Another publication connected with the Rosenbergs’ case was posted by their sons Robert and Michael Meeropol in Los Angeles Times. The article under the title "The Essential Lessons of the Rosenberg Case" discloses the position of the authors concerning their parents’ prosecution and conviction. After the years of believing in their innocence, Robert and Michael discovered the new details that cast some doubt on that belief. The authors admit the possible engagement of their father in the non-atomic espionage (“The Essential Lessons”). However, they question the existence of reasonable proofs of his participation in receiving and passing on this secret information. Rosenbergs’ sons claim that the most important aspect of this case lies in the dangerous ways of the government’s abuse of power. The facts of manufacturing testimony and evidence and the arrest of their mother with the purpose of making her husband cooperate undermine the belief in justice and equality. In this article, the authors accuse the government in the death of their parents and labeling them as spies and betrayers.

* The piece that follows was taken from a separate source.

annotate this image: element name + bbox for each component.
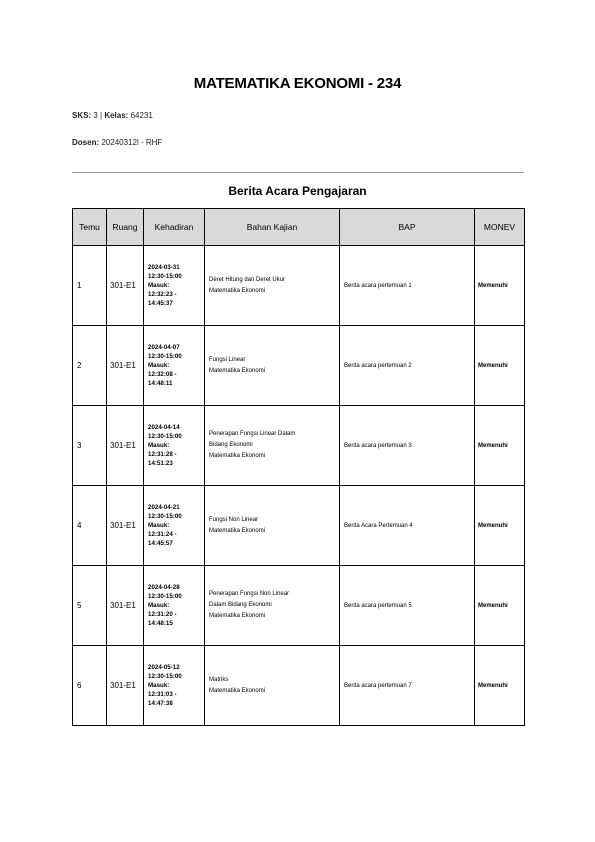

The article “A Kinship with Bradley Manning” posted by Robert Meeropol in Los Angeles Times also reveals some assumptions concerning the Rosenbergs’ case. As a son of the couple convicted of espionage, Robert Meeropol supports the US Army soldier Bradley Manning, who is sentenced to imprisonment for the violation of the Espionage Act of 1917. The author considers that Manning was guided by the intention to disclose the real motifs of the government’s actions to the American nation and the world. In addition to this, Robert Meeropol tells about his own investigation of the Rosenbergs’ case conducted with his brother. Although 38 years of research have uncovered many controversial details of the Rosenbergs’ life, the author does not regret that he has started it. This investigation has led to the promulgation of thousands of secret files and the understanding of the necessity to be aware of the government’s policy (Meeropol). Thus, the discussions over such kind of cases are necessary for the political awareness of the nation.
To sum up, the execution of Julius and Ethel Rosenberg has become one of the most debatable issues since the period of the Cold War. While many people treat the Rosenbergs as the victims of the political opposition between the United States and the Soviet Union, there are still those who proclaim the rightfulness of their accusation. After the review of the articles in The New York Times and Los Angeles Times, one can compare the differences in the description of the events and the attitude to the executed couple. The New York Times’ representation of the case concentrates mostly on the injustice to the Rosenbergs and their innocence. In return, Los Angeles Times provides a detailed description of the process of spying and does not express any sympathy for this couple. Anyway, this issue still remains one of the greatest historical mysteries that can hardly be uncovered.